Lässig wippend kommt Damon Albarn unter großem Jubel auf die kleine Bühne des Astras. Auf einem Tamburin mit den betenden Händen à la Dürer schlägt er den Takt zu den sentimentalen Zeilen seines ersten Songs: „Cause you’re not resolved, In your heart, you’re waiting for me. To improve right here, When I’m lonely, I PRESS PLAY!”
Lonely wird er an diesem Abend nicht bleiben, denn das Publikum des ausverkauften Astras ist vom ersten Takt an bei ihm. Auch der zweite Song „Everday Robots“, der Titel seines ersten Solo Albums, ist eher melancholisch. Damon Albarn beklagt am Elektro-Piano sitzend, wie wir zu Sklaven der neuen Technik werden und unsere Blicke gar nicht mehr von unseren Smart Phones abwenden. Wie zur Bestätigung schauen einige Männer immer wieder verstohlen auf ihre Handydisplays. Es läuft das Achtelfinalspiel der Deutschen gegen Algerien.
Damon Albarn ist ein „Crowd-Pleaser“. Er weiß, wie er die Menge auf seine Seite zieht. Zwischen die leisen Töne schleichen sich immer wieder große Rockstar-Gesten: am Bühnenrand stehend fordert er die Fans energisch zum Mitmachen auf. Er wird erhört. Zwischen den Songs schüttet er immer wieder Wasser über die ersten Reihen – als stünde er auf einer großen Festivalbühne und nicht im kleinen, kuscheligen Astra. Zwischen den Songs versucht sich Damon immer wieder in sehr charmantem Deutsch, das er sich in drei Jahren Schüleraustausch in Gießen, Wetzlar und Frankfurt angeeignet hat. Natürlich bringen ihm auch seine kleinen Anekdoten viel Zuspruch bei den Fans, besonders als er die Engländer als Underdog im Fußball bezeichnet.

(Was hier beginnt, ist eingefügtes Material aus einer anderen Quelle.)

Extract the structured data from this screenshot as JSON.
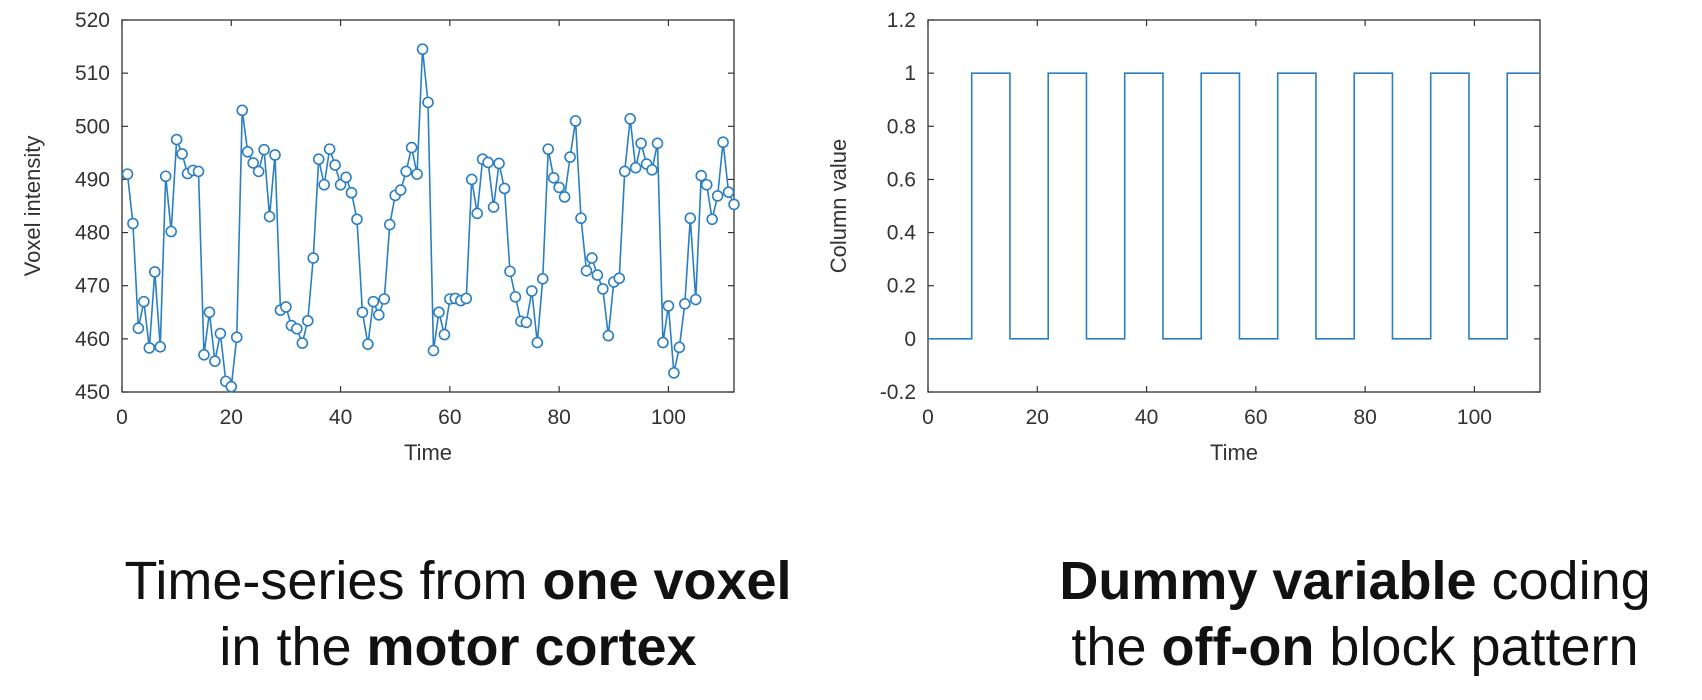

Er nimmt das Publikum mit auf eine Reise durch die verschiedenen Etappen seiner Karriere. Neben den Songs aus seinem neuen Album ist alles dabei: Von The Good, The Bad & The Queen über selten live gespielte Blur-Songs bis hin zum Gassenhauer „Out Of Time“, der von den Fans überraschend textsicher begleitet wird. Ganze fünf Songs der Gorillaz werden zum Besten gegeben. Highlight ist hier natürlich der gute, alte „Clint Eastwood“. Bei diesem Song sagt Damon Albarn den ghanaischen Rapper M.anifest mit falschem Namen an, was ihm nach dem Song extrem peinlich ist und von Band und Publikum viele Lacher einbringt.
Die Fans scheinen dem Engländer hörig zu sein und bejubeln jeden Song. Nur mich reißt es an diesem Abend nicht so mit. Ich frage mich warum – denn eigentlich macht Damon Albarn alles richtig. Er lässt sich von einer virtuosen Band, den Heavy Seas, begleiten. Sie erinnern ein bisschen an die Specials. Sie beherrschen von Dub Reggae, über rockiges Geschrammel bis zu spirituellem Gospel die ganze musikalische Bandbreite. Damon Albarns Stimme schnarrt in wunderbar knarzigem Englisch wie eh und je. Sehnsuchtsvoll, wehmütig von Herzschmerz und Einsamkeit getrieben – dann wieder laut, sozialkritisch, anklagend. Aber irgendwie kommt bei mir nicht das Gefühl nicht auf, was ich bei zahlreichen Blur Konzerten oder auch bei den Gorillaz verspürt habe.
Irgendwann merke ich was mir fehlt. Eine Idee. Ein Konzept. Die Seele. Die kleine Club Show des musikalischen Sound-Genies verwässert seine bisherigen Bands: Blur, die wichtigsten Vertreter des Brit Pop im ewig lamentierenden Kampf gegen Oasis. Gorillaz, die virtuelle Band aus Comic Figuren, die einst als Gegenentwurf zur substanzlosen MTV Gesellschaft entworfen wurde, mit einer einzigartigen Mischung aus Hip-Hop, Crossover und Indie Rock. The Good, The Bad & The Queen die Supergroup, die aus afrikanischer und europäischer Musik-Kultur ein einzigartiges Electro-Dub-Ska-Gemisch erschuf.
So hatte jedes Projekt etwas sehr eigenständiges und konzeptionelles. Die musikalische Zeitreise lässt genau diese Eigenständigkeit verloren gehen und macht auch die alten Songs zu reinen Damon Albarn Nummern. Aber wahrscheinlich ist das auch völlig ok so. Schließlich ist er der Mastermind, das große, musikalische Genie und der Kopf all dieser Bands. Und das Publikum liebt ihn. So, oder so.